What is art? According to Google’s Oxford Dictionary, it’s “the expression or application of human creative skill and imagination, typically in a visual form such as painting or sculpture, producing works to be appreciated primarily for their beauty or emotional power.”
And surely, this definition can make “art” the only word to describe the very exact opposite of this illustration that depicts Andrew Garfield as Spider-Man from the Amazing Spider-Man film duology, being held by by the ghost of Emma Stone’s Gwen Stacey while holding what appears to be Zendaya’s Michelle “MJ” Jones (from the successful Spider-Man trilogy starring Tom Holland) in his arms.
The impressionist master Vincent Van Gogh once said,
“As I work at my drawings, day after day, what seemed unattainable before is now gradually becoming possible. Slowly, I’m learning to observe and measure. I don’t stand quite so helpless before nature any longer.”

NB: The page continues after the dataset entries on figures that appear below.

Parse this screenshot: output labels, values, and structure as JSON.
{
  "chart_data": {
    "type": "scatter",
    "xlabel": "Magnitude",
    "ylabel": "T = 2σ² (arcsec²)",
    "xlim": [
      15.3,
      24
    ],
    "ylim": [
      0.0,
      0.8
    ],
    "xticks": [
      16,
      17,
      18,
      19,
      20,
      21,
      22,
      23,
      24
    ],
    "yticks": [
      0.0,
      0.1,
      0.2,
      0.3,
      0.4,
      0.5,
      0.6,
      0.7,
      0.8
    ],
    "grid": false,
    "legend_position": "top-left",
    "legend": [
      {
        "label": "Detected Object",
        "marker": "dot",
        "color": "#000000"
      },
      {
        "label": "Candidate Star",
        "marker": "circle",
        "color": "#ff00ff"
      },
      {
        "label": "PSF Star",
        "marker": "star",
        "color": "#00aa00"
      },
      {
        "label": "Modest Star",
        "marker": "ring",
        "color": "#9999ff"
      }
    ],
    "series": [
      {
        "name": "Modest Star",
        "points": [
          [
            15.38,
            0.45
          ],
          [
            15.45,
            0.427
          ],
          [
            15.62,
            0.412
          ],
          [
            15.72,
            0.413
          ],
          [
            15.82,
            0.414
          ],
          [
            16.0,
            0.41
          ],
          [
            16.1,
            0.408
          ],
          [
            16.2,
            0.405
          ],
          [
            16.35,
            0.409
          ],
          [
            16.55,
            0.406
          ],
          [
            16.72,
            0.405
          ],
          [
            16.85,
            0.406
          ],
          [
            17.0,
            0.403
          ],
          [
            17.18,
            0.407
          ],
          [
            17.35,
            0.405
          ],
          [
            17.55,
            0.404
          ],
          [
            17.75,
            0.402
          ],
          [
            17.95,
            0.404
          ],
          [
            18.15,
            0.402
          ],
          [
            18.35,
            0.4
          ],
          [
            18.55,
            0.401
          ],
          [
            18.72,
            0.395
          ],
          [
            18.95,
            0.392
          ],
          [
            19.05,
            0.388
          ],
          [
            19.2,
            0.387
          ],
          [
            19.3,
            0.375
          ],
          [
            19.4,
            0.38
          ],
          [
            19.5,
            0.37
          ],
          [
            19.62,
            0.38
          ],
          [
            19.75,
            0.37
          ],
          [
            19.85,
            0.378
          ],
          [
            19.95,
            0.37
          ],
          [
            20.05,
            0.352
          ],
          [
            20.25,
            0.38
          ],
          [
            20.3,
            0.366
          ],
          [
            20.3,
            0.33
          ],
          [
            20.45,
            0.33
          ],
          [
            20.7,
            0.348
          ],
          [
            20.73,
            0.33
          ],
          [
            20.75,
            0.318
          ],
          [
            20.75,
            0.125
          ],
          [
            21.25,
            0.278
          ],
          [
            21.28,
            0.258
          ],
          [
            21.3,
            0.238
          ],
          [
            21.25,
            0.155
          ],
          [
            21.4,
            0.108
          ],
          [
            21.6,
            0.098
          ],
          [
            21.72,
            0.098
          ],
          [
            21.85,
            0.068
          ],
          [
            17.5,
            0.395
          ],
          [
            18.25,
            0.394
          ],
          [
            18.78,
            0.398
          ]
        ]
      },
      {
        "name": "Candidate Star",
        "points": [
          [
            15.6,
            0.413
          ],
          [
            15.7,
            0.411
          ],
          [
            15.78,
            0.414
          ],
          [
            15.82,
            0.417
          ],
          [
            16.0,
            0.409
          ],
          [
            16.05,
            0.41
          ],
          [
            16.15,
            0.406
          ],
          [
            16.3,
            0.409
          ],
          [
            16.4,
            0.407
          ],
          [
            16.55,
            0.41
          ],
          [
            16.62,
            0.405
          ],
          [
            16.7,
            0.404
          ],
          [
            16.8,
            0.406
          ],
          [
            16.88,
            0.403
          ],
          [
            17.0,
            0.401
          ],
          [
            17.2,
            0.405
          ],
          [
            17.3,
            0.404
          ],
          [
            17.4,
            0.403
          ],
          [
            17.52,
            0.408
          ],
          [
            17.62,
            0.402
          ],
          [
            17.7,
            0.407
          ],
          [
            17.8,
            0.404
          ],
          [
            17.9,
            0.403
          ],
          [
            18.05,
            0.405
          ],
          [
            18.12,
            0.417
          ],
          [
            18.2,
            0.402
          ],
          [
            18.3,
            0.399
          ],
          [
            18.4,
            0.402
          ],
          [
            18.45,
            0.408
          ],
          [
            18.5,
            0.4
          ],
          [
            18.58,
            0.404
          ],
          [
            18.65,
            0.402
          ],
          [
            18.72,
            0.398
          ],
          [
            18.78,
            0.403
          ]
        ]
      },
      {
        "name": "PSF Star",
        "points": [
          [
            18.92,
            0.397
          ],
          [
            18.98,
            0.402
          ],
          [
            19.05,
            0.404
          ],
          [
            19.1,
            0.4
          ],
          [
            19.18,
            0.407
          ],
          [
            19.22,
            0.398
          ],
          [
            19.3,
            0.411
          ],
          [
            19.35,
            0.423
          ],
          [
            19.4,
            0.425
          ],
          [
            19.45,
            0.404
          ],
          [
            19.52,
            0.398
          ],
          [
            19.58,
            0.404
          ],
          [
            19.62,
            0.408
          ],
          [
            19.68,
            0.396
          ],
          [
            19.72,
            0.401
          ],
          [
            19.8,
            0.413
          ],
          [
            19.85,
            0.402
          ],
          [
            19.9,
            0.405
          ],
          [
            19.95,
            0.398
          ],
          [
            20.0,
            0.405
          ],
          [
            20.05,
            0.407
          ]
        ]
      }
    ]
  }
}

And indeed, “RedditorBeta Omega” has stood before nature and made the impossible, possible. Thanks to the multiverse that brought together the Spider-Men of Tobey Maguire and Andrew Garfield and Tom Holland, it isn’t just the human imagination that brings us a meeting of these characters, but bucketloads of money.
And in a way, the power of fan worship has brought together these three characters that would otherwise have never met. Vincent Van Gogh died in poverty, having only sold two paintings in his lifetime. In 1987, his world-famous Sunflowers sold for $40 million, or almost $103 million in today’s dollars. If a Marvel movie took in $103 million at the box office, it would be considered the biggest failure in the history of the MCU. Which means that Spider-Man: No Way Home, which took in over a billion dollars at the box office, is ten times as great a work of art as one of the great paintings in the history of Western art.
As with all great art, it’s suggested you sit and just study and enjoy this work of fan art and decide whether it’s great, or if it’s cringe. But also, it’s cringe.